B6D2F 1 mice (45/group) were treated with N ‐butyl‐ N ‐(4‐hydroxybutyl)nitrosamine (BBN) or uracil as follows: Group 1 received 0.05% BBN in drinking water for the entire experiment, Group 2 received 5 mg of BBN by gastric gavage in 0.1 mL of 20% ethanol twice per week for 10 wk, Group 3 received a 2.5% uracil–containing diet for the entire experiment, and Group 4 was controls (received 0.1 mL of 20% ethanol by gavage twice per week for 10 wk). The surviving mice in Group 1 were killed after week 26 and those in the other groups after week 30. By week 15, three of 11 Group 1 and one of 15 Group 2 mice had bladder carcinoma. By 26 and 30 wk, respectively, invasive carcinomas were observed in 33 of 34 and six of 21 mice in Groups 1 and 2 and renal pelvic carcinomas in 11 of 34 and three of 21 mice in Groups 1 and 2. Four of 19 uracil‐treated mice had bladder nodular hyperplasia. By polymerase chain reaction–single‐strand conformation polymorphism and sequence analyses, 16 of 20 and two of five bladder carcinomas from Groups 1 and 2, respectively, showed mutations in the p53 gene. Ha‐ ras mutation was present in one case.
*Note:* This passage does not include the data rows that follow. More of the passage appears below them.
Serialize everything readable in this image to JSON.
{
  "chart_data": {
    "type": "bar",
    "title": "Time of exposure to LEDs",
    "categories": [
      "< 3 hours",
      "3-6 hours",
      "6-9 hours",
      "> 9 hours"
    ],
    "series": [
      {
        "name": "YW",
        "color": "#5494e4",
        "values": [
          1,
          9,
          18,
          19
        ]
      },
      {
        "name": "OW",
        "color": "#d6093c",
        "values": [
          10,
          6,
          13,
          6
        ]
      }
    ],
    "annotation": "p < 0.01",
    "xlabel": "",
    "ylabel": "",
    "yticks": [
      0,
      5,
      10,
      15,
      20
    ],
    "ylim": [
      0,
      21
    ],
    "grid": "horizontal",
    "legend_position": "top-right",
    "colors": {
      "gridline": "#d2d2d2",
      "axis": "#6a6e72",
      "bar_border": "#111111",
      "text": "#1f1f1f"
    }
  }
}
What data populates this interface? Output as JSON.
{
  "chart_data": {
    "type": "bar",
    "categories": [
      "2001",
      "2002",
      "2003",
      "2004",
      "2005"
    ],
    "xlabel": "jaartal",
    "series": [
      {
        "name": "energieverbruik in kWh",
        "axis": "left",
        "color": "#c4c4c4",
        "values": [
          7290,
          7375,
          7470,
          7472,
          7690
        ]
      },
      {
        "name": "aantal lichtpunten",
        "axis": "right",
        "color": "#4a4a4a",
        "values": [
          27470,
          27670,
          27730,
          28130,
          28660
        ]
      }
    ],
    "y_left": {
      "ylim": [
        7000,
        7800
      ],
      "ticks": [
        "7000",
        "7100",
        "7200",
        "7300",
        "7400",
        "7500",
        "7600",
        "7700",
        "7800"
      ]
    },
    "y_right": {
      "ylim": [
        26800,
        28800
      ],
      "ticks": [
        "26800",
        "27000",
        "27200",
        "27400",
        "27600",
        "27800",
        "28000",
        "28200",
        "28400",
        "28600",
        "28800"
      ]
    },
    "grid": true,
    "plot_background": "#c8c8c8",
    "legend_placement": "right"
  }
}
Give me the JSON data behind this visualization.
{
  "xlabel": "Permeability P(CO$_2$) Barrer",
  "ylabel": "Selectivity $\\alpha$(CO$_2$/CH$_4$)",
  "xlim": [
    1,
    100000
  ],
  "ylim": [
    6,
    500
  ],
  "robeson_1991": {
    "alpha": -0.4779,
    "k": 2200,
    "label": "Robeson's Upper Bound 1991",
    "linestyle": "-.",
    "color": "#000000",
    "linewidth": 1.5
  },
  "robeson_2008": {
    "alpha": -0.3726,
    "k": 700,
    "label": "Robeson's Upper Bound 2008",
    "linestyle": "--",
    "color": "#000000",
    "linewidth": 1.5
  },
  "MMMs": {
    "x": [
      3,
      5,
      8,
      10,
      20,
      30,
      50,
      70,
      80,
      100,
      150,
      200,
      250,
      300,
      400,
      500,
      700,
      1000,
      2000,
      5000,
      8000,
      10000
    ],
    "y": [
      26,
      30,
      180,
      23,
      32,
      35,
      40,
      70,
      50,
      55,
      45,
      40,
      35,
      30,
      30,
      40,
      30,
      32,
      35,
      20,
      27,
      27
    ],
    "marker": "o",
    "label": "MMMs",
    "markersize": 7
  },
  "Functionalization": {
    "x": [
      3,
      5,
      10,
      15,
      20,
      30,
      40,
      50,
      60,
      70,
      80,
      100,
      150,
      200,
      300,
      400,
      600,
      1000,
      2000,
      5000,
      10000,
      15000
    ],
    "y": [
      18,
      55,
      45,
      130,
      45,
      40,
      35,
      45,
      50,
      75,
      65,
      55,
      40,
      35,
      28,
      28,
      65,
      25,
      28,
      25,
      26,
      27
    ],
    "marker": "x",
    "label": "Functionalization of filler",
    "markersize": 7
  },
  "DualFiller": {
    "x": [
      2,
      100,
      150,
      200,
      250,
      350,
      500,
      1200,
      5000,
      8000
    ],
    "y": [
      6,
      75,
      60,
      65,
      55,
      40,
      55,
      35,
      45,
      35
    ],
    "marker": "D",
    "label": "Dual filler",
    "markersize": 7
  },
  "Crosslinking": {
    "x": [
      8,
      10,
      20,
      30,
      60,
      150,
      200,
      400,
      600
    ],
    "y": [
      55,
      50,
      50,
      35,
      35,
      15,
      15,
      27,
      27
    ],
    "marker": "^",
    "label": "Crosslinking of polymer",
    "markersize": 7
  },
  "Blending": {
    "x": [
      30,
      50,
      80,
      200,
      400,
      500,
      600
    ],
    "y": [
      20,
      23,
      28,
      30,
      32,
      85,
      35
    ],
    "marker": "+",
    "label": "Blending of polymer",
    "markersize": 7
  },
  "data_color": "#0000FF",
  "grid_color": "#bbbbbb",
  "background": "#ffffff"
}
Loss of heterozygosity analysis with simple‐sequence length polymorphism markers for chromosome 4 showed that 10 of 21, two of 15, and nine of 13 mice in Groups 1–3, respectively, had heterozygous or homozygous deletions. B6D2F 1 mice are therefore susceptible to the urothelial carcinogenic effects of BBN and develop frequent p53 mutations and chromosome 4 deletions. Chromosome 4 deletions were also seen with uracil. Mol. Carcinog. 21:70–79, 1998. © 1998 Wiley‐Liss, Inc.